RADWIMPS 『アルトコロニーの定理』

5th。
しかしチャットの傑作の一週間後にラッドの新作が出るとはね。今まで交互に聴き倒してきたけどまさに至福。本格ミステリにおける1996年に匹敵する、2009年は邦楽ロックにおける実りの季節ではなかろうか。
で、タイトルからバンド名ナンバリングの取れたRADWIMPS5ですが。まず印象的なのは良メロの嵐。そしてキラキラとまばゆいギター・ロックとして鳴った曲の多いこと。でも耳を凝らして聴いてみると、フリーキーなプレイや凝ったアレンジに唸らされる、奥深い構成になっています。圧倒的な喪失感に支配されていた前作から、表現の段階がひとつ大きなステップを上がったことは、たとえば「One man live」や「叫べ」に見られる、かつてなく平易で開かれた詞作からも感じ取ることができます(詳しくはのちほど)。
正直に言って、「ふたりごと」や「有心論」のような絶対的なアンセム、「25コ目の染色体」のような極北のラブソングも持ち得ていないけれど、それでも「オーダーメイド」は珠玉だし、一枚通して聴いた時のお気に入り度は『3』と張るのでは、と。『4』はどうしても「ふたりごと」と「有心論」ばっかり聴いちゃうからな。
では何曲か、特に耳にとまった曲をメモ。

3. バグパイプ
全英語詞。
詞だけ読んでたら完全に失恋回顧自己嫌悪ソングなんだけど、音像がやたら明るい。立ち直ったんか。
タイトルがなんか深読みできそう。多くは語るまい。

4. 謎謎
「オーダーメイド」と張る、このアルバムのベスト。

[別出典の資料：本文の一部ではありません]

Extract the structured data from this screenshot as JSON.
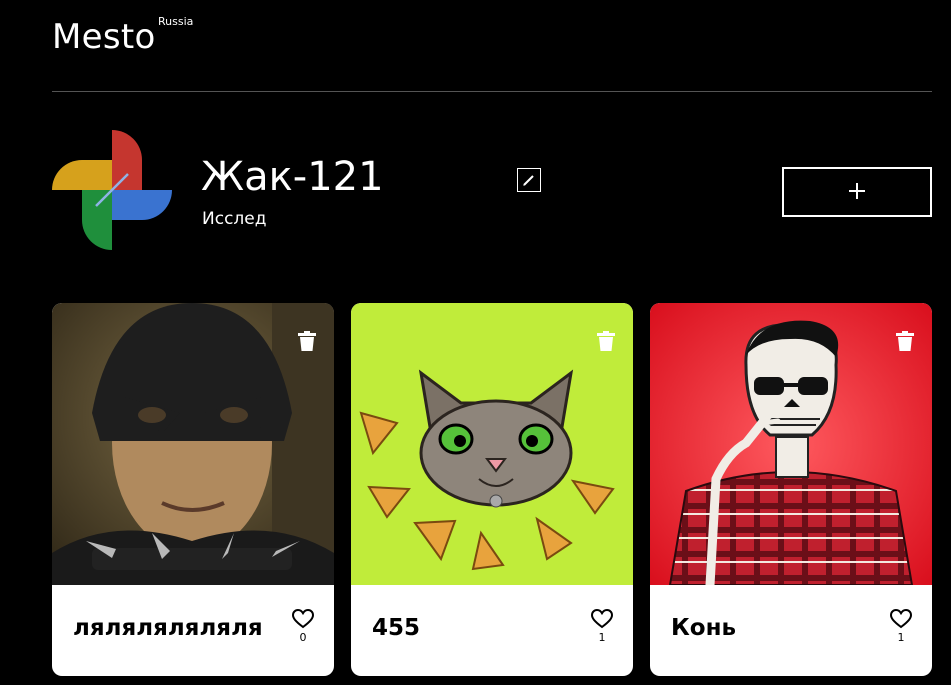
{
  "header": {
    "logo": "Mesto",
    "logo_sup": "Russia"
  },
  "profile": {
    "name": "Жак-121",
    "about": "Исслед",
    "avatar_icon": "pinwheel-avatar",
    "edit_icon": "pencil-icon",
    "add_icon": "plus-icon"
  },
  "cards": [
    {
      "title": "ляляляляляля",
      "likes": "0",
      "image": "masked-person-photo"
    },
    {
      "title": "455",
      "likes": "1",
      "image": "cat-with-pizza-illustration"
    },
    {
      "title": "Конь",
      "likes": "1",
      "image": "skeleton-in-plaid-shirt-illustration"
    }
  ],
  "colors": {
    "background": "#000000",
    "card": "#ffffff",
    "divider": "#545454"
  }
}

このキラキラしたポップ・フォーマットに乗せた、「君」を絶対肯定するその感動的な盲目性! 本当に全文引用したいぐらいの素晴らしい詞で、俺はマジに何回聴いても泣く。
長くなるけどワンコーラスだけいいですか。

君とは死ぬまで別れることはないと思うけど 僕にはいつ別れがくるかわからないものはなーんだ
だけどそれでもいいと思えるものはなんだ だってそれだからこそ出会えたものはなーんだ

そうだ 出会ったんだ あの時出会ったんだ
すべてになったんだ それはまるで それは 君は

夏の次に春が来るように
昼の次に朝が来るように
梨の木に桜が成るように
僕の前に現れたんだ

雲の上に雨が降るように
瞳から鱗が落ちるように
そのどれもがいとも簡単に
起こるような気がしてきたんだ

…(感涙)。
だってさ、「謎謎」なんてタイトルで、答えが「君」に繋がる問答を延々引っ張るのかと思ったら、すぐ我慢できなくなって≪それは 君は≫とか答え言っちゃうんだぜ。泣くだろうよ、それは。

6. One man live
疾走感で押し切るタイプのロックチューン。

もしも折れかけたその足に痛みを感じなければ
君は何も知らず 歩き続けるだろう
傷ついたことに気付いてと願う その痛み達は
君を守るためにそこにいたんだよ

ならば もう もう恐いものはないんだと

ラッドには極めて珍しい応援歌風の歌詞がサビで目立つけど、でもラストに至ってみれば、謳われていたのは安っぽい連帯や救済ではなく、「一人」で「痛み」を引き摺って歩き続けなければならないという「現実」だったことに気付く。タイトルはその人間の生そのもの。力強く孤独な歌だ。

9. 雨音子
ラジオで先行して流れてた時はなんかいまいちな印象だったけど、音源で聴いたらぐっと良かった。
とにかく陽性の音とライミングが気持ちいいねん。アホみたいな感想だけど。

10. オーダーメイド
そして異形の名曲がここに。
シングルの時に語りつくした。

…といったところでしょうか。
しかしホント、特に「謎謎」と「オーダーメイド」はやばいと思う。ロックはこんなにも感動的に愛を描けるのかという奇跡の表現。そんなこと「愛し」の昔から分かっていたことだけども。